The first few days I had definite FOMO – especially as it was over the Christmas period and there were likely to be more posts than usual from family and friends. In order to ‘stay strong’, I reminded myself why I left them behind: they added no value to my life. Every time I went onto Facebook or scrolled Instagram I always came away with a sense that I had just wasted time. Even when I used the platforms to connect with people, it felt like a cheapened version of the real thing.
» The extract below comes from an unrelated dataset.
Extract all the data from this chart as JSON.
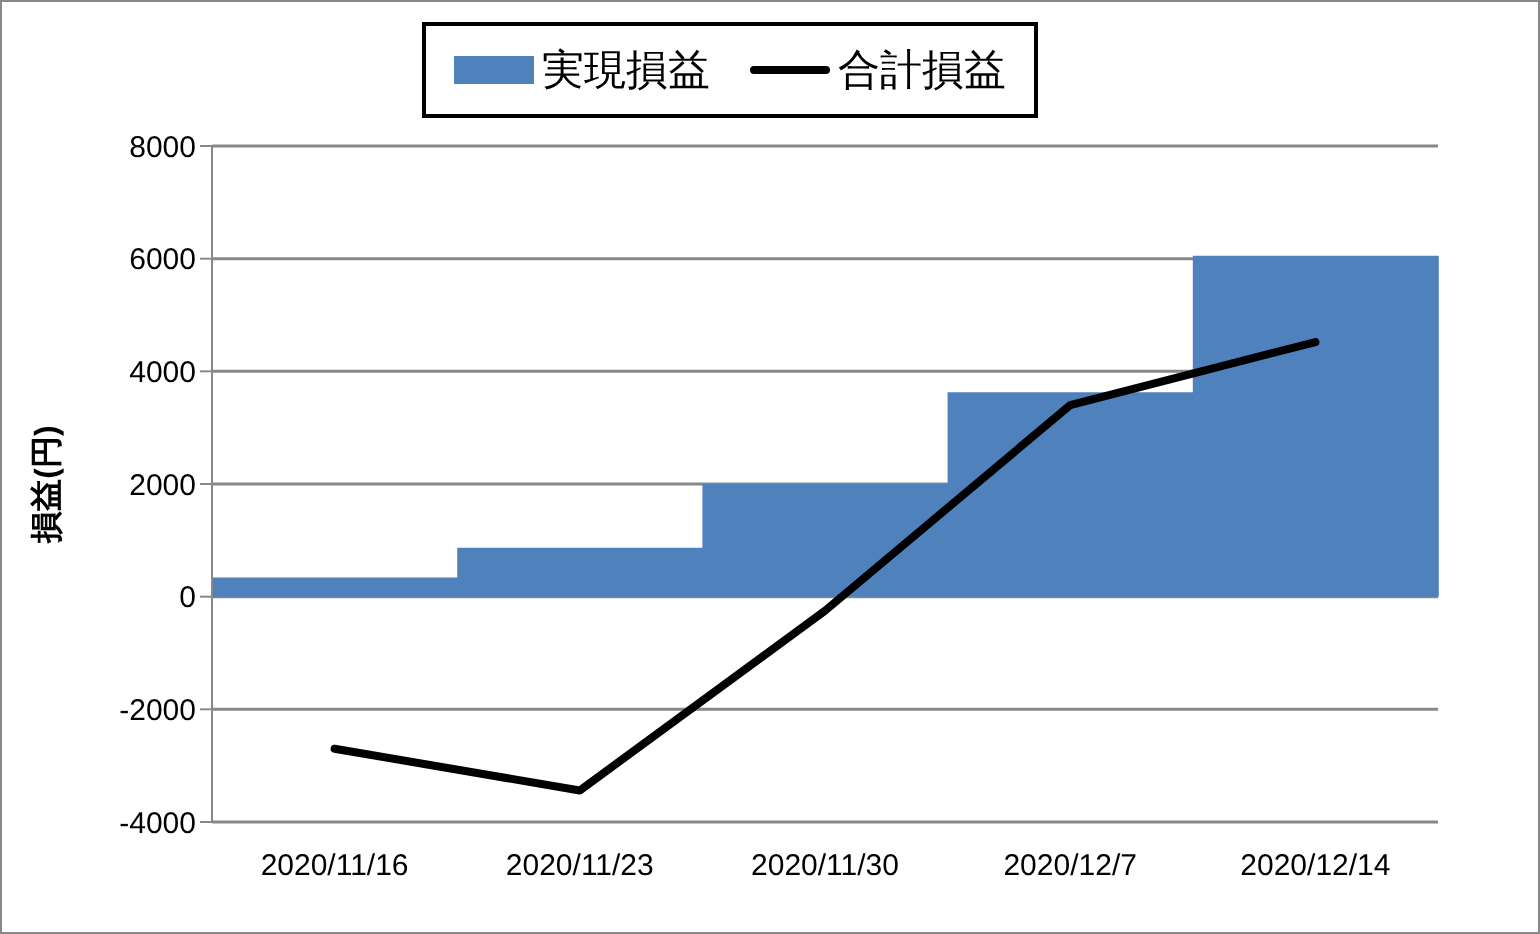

I have always had a love/hate relationship with social media. From the very beginning, I would find it a strange and often scary place. About once a year I lost my temper and deleted everything only to come back a few months later, like a jilted boyfriend to ask my mean girlfriend for one more chance, proclaiming that I now realised the issue was me and not her. If only I would learn to use social media correctly then I would find that it added all kinds of value to my life. There are, after all, many people who proclaim the wonderful, life-enhancing qualities of being ‘connected’; and yet, when I really dig in to it, I don’t really like any of those people and none of them are persons with whom I would want to ‘connect’. That has to mean something.
I’m not saying that social media in and of itself is a bad thing. I am saying that it isn’t a good thing for me – with my personality and way of relating to the world. I like to talk to people. I like to hear their voices. I like to hug them and leave them with no doubt that they are loved. I do not enjoy ‘liking’ their pictures or reading a message that was intended to be thrown out into the world and not written with me in mind. Compare this to a text message from a friend letting you know that they were thinking about you, or a beer shared together, or a call just to catch up.
I am ‘woke’ to the argument that my ability to forgo social media is an act of privilege. I do not rely on social media platforms to ensure my voice is heard, to give me a platform in an otherwise platform-less society or to amplify my message. In my day-to-day life I have a voice, a platform and have the privilege to be able to speak and be listened to. My one worry in stepping away from social media is that I will cut myself off from voices that I need to hear, that will challenge and refine my thinking. That’s why I signed up to Medium. I know there are issues with Medium – there are issues with everything (and I am aware that it could be regarded as a form of ‘social media’), but, that being accepted, reading longer form pieces from writers I would otherwise never hear from seems to me to be a good way of ensuring that I am not cutting myself off from a vital source of learning. Most of what I read on there I disagree with, that has to be a good thing. I also read newspapers, but the issue there is one of privilege again. Journalists are, almost exclusively, white and middle-class. While they may write about other groups, they do so from their own vantage point which is too much like my own to be of any use to be.
So, here I am, in social-media-less world writing a blog post. There is something pathetically hipster about the whole process; something deliberately and affectedly counter-cultural. Alas, it is what it is. Sitting here and putting my thoughts down in a longer form does two things: it helps me to clarify what I am thinking, and; it (hopefully) is pleasurable for you to receive. Writing in longer form is something I have always enjoyed; it gives one the change to exchange and build on ideas in a way that is different to other forms of communication. Note I didn’t say superior, just different.